Figure 3 shows the relationships between the upper limit and lower limit of ED and V_overlap/V_whole for the rectum and the bladder, in institutes A and B. Dotted lines are quadratic regression curves between EDs and the V_overlap/V_whole. The black dots are dosimetric values calculated by KBP in cases I and II. Black dots were compiled with regression curves for each organ. The dosimetric values that were calculated by KBP were between curves of the upper and lower limits of ED or slightly lower than the curve of the lower limit of ED. In each organ, coefficients of determination (R²) of each dosimetric value and V_overlap/V_whole for the rectum and the bladder are shown in Table 4. The R² values of V90 were greater than those for V50, except at institution B for the rectum. In the bladder, the R² of V90 were more than those for V50 at all institutions.

Quadratic regression curves between lower limit of ED and V_overlap/V_whole for the rectum with the formulas for all institutes are shown in Fig. 4 (a), (b). In the V90 of the rectum (Fig. 4 [a]), four institutes except institute B had regression curves that tended to increase with increasing V_overlap/V_whole for the rectum. In institute B, the regression curve was almost horizontal. The V90 dose in institute E was the highest of all V_overlap/V_whole for the rectum. When V_overlap/V_whole for the rectum was about 10%, the difference in the lower limits of ED between institutions D and E was > 8%. In the V50 for the rectum (Fig. 4 [b]), Institute D had the highest lower limit of ED in all V_overlap/V_whole for the rectum. When the V_overlap/V_whole for the rectum was 10%, the difference in lower limit of ED between institutes C and D was > 50%.

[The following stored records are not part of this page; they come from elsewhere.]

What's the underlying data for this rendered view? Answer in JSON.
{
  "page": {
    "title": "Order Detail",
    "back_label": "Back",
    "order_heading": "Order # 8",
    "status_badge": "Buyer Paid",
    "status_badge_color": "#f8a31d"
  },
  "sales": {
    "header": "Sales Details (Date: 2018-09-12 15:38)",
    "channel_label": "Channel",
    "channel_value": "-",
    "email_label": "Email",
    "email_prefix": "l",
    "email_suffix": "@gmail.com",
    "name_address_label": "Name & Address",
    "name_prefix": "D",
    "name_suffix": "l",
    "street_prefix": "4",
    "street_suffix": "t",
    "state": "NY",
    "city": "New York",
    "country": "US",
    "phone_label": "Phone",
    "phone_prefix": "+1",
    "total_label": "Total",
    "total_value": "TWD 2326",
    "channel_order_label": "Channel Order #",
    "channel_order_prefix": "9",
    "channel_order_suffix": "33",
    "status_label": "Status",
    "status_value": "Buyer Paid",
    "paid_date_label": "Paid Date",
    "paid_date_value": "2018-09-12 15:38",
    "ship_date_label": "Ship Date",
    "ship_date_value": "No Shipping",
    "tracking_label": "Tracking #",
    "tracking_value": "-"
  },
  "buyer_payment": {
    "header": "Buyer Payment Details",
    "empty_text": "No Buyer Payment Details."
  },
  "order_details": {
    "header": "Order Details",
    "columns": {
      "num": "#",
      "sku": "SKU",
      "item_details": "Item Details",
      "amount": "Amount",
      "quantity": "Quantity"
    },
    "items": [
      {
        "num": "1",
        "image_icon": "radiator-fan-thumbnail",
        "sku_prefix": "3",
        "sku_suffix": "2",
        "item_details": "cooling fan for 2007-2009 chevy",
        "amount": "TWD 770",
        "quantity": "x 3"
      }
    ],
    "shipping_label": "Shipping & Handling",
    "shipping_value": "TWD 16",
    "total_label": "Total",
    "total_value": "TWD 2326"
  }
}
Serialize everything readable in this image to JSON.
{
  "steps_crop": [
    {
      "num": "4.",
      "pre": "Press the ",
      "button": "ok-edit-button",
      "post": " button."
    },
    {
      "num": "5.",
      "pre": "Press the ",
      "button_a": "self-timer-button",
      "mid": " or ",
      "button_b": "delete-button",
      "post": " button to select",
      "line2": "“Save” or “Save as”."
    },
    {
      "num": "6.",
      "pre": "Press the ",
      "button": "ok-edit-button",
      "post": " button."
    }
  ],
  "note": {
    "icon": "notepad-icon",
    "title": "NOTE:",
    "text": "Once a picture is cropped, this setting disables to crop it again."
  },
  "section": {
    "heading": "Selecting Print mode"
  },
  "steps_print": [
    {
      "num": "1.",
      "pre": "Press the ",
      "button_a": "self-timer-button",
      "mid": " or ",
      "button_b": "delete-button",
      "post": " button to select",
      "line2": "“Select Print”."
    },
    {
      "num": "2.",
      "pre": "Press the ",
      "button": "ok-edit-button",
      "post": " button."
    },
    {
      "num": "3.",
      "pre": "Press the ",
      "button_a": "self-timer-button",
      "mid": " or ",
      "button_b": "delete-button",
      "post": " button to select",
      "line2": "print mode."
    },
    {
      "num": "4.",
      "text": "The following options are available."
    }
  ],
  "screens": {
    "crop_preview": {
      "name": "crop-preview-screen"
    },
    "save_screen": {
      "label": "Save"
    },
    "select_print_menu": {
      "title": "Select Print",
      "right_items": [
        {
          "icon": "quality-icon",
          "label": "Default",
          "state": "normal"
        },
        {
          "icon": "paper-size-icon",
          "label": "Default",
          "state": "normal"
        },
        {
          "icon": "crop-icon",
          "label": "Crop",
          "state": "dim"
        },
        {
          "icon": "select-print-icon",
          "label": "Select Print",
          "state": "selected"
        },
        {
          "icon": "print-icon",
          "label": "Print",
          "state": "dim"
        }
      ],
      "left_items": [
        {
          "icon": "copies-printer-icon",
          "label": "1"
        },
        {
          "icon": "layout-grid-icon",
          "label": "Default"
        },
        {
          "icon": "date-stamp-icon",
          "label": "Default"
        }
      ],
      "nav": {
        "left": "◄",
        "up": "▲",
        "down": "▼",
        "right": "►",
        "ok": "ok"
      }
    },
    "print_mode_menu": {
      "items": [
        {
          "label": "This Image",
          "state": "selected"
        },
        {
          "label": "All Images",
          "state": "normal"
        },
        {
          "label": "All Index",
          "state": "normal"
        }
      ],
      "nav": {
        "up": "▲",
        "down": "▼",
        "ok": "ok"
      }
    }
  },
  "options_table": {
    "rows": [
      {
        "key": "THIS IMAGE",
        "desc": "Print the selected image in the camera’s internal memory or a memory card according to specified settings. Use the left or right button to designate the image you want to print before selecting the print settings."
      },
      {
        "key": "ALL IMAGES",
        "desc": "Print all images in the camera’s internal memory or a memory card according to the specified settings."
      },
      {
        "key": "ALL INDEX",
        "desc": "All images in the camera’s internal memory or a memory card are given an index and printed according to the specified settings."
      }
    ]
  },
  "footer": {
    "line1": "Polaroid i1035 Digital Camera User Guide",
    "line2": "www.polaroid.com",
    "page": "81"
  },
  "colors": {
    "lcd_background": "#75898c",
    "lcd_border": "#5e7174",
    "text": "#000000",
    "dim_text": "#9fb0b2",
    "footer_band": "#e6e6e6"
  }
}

In the V90 and V50 for the bladder (Fig. 4 [c], [d]), the lower limit of ED curves for all institutes tended to show increases with increasing V_overlap/V_whole for the bladder. In the V90 for the bladder (Fig. 4 [c]), when V_overlap/V_whole for the bladder was 10%, the slopes of lower limits of ED for institutes B and C were steeper than those for institutions A, D, and E. In the V50 for the bladder (Fig. 4 [d]), V_overlap/V_whole for the bladder was approximately 10%, the lower limits of ED were almost the same for institutes A, C, and E. The slope of the curves varied according to facilities. In among institutions, the maximum differences for lower limit of ED of V90 for the rectum were 8.2% and 5.7%, V50 for the rectum 53.5% and 45.0%, V90 for the bladder 15.1% and 9.4%, V50 to the bladder 33.1% and 26.0% when overlap volume with PTV was 10.0% and 6.0%, respectively.